Simplifying a Shapefile
To reduce size further, you might want to simplify your Shapefile. This looks to be possible in Quantum GIS, but I wanted to try out MapShaper which is recommended in the D3 documentation. Click launch, and upload the .shp file from the output of your Quantum GIS work.
I don’t have a good idea of how simplified you can go, but for Census Tract Shapefiles, I didn’t see much degradation even at 50% simplification level. When happy, click export in the upper right-hand corner and choose Shapefile – polygons. Download the two resulting files.
For the next step, we want to maintain the ‘properties’ section populated by data from the Shapefiles. Do ensure this section isn’t empty, replace your .shp and .shx files with these simplified versions, and don’t remove the rest of the files. This is to say delete your original .shp / .shx files and rename these simplified versions to match your old ones. Let me know if that doesn’t make sense.
Converting to GeoJSON using GDAL
Transfer these files to your Mac / Linux machine. You should have a folder with all the Shapefile files. Now we want to create a GeoJSON file for D3 to use from these files. Using the
ogr2ogr command to do this is pretty straightforward. It would look something like:
ogr2ogr -f geoJSON kc.json kc.shp
Note that the output file name comes before the input file name.
You should now have a GeoJSON file of your custom Census Tract section, ready to be used in D3.
Here is my KC Metro GeoJSON file . You can see that the properties object maintains the information necessary to map the GeoJSON feature back to a Census Tract.
Display in D3
As a test, I wanted to display my new GeoJSON file in D3. Make sure to include
d3.geo.min.js in addition to
vis in your html.
xy = d3.geo.albersUsa().translate([-900,950]).scale(28000) path = d3.geo.path().projection(xy) vis = d3.select("#vis") .append("svg:svg") .attr("width", 900) .attr("height", 900) d3.json "data/kc3.json", (json) -> vis.append("svg:g") .attr("class", "tracts") .selectAll("path") .data(json.features) .enter().append("svg:path") .attr("d", path) .attr("fill-opacity", 0.5) .attr("fill", (d) -> if d.properties["STATEFP10"] == "20" then "#B5D9B9" else "#85C3C0") .attr("stroke", "#222")
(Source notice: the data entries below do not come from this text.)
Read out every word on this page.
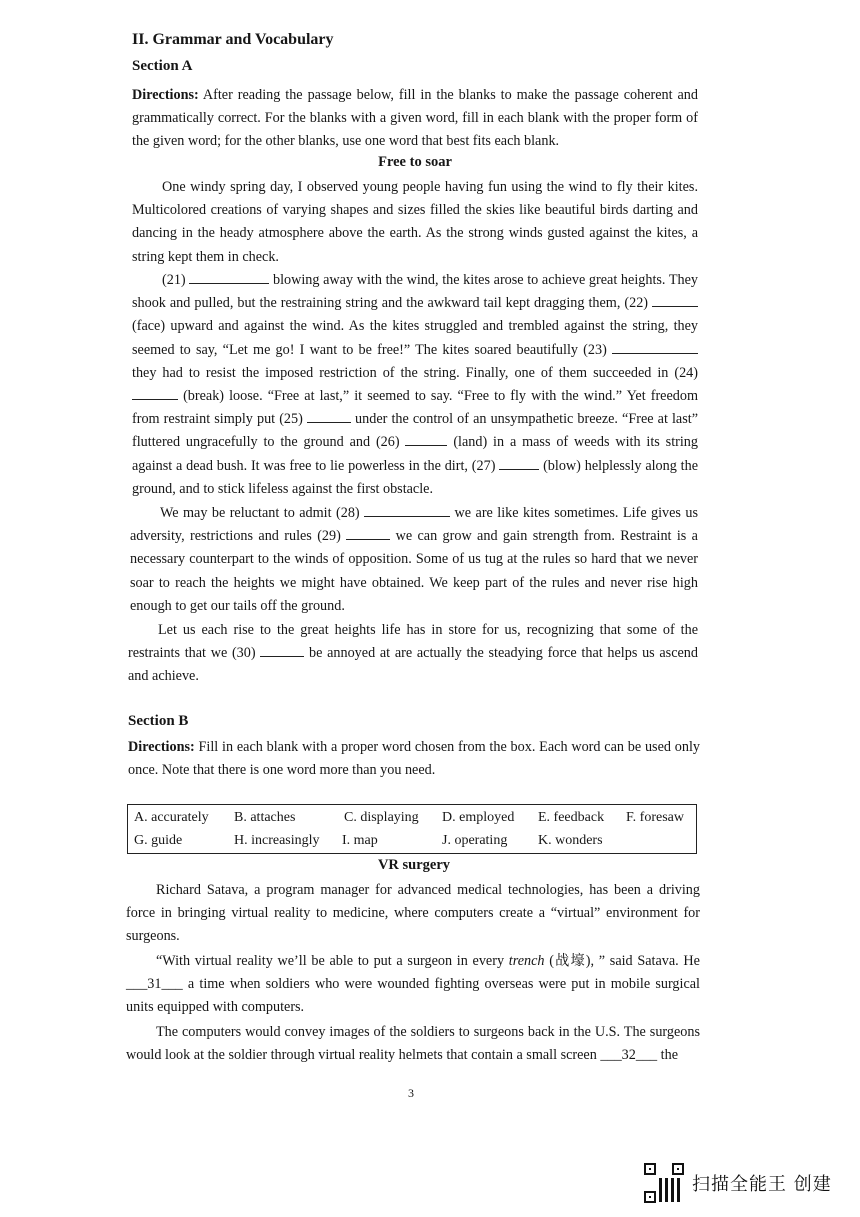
II. Grammar and Vocabulary
Section A
Directions: After reading the passage below, fill in the blanks to make the passage coherent and grammatically correct. For the blanks with a given word, fill in each blank with the proper form of the given word; for the other blanks, use one word that best fits each blank.
Free to soar
One windy spring day, I observed young people having fun using the wind to fly their kites. Multicolored creations of varying shapes and sizes filled the skies like beautiful birds darting and dancing in the heady atmosphere above the earth. As the strong winds gusted against the kites, a string kept them in check.
(21)	blowing away with the wind, the kites arose to achieve great heights. They shook and pulled, but the restraining string and the awkward tail kept dragging them, (22)  (face) upward and against the wind. As the kites struggled and trembled against the string, they seemed to say, “Let me go! I want to be free!” The kites soared beautifully (23)  they had to resist the imposed restriction of the string. Finally, one of them succeeded in (24)  (break) loose. “Free at last,” it seemed to say. “Free to fly with the wind.” Yet freedom from restraint simply put (25)	under the control of an unsympathetic breeze. “Free at last” fluttered ungracefully to the ground and (26)	(land) in a mass of weeds with its string against a dead bush. It was free to lie powerless in the dirt, (27)	(blow) helplessly along the ground, and to stick lifeless against the first obstacle.
We may be reluctant to admit (28)	we are like kites sometimes. Life gives us adversity, restrictions and rules (29)	we can grow and gain strength from. Restraint is a necessary counterpart to the winds of opposition. Some of us tug at the rules so hard that we never soar to reach the heights we might have obtained. We keep part of the rules and never rise high enough to get our tails off the ground.
Let us each rise to the great heights life has in store for us, recognizing that some of the restraints that we (30)	be annoyed at are actually the steadying force that helps us ascend and achieve.
Section B
Directions: Fill in each blank with a proper word chosen from the box. Each word can be used only once. Note that there is one word more than you need.
A. accurately B. attaches	C. displaying D. employed E. feedback F. foresaw
G. guide	H. increasingly I. map	J. operating K. wonders
VR surgery
Richard Satava, a program manager for advanced medical technologies, has been a driving force in bringing virtual reality to medicine, where computers create a “virtual” environment for surgeons.
“With virtual reality we’ll be able to put a surgeon in every trench (战壕), ” said Satava. He ___31___ a time when soldiers who were wounded fighting overseas were put in mobile surgical units equipped with computers.
The computers would convey images of the soldiers to surgeons back in the U.S. The surgeons would look at the soldier through virtual reality helmets that contain a small screen ___32___ the
3
扫描全能王 创建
This is mostly the same code as the D3’s choropleth example . You can see there is an arbitrary translation and scaling involved with the projection. This was done to zoom in on the region of interest. I am not sure what a better way to this would be. Any ideas / suggestions? Some idea of where to start with these values was provided by the Azimuthal Projection Toy from Ian Johnson .
I also use the “STATEFP10” property of each tract to determine the fill color. This results in different colors for Kansas and Missouri, to show that these properties are present in the simplified GeoJSON. Here’s an image of the result:
Again, perhaps not the smoothest way to get this GeoJSON file, but perhaps a starting point for others. Let me know if you have a better / different way to accomplish this.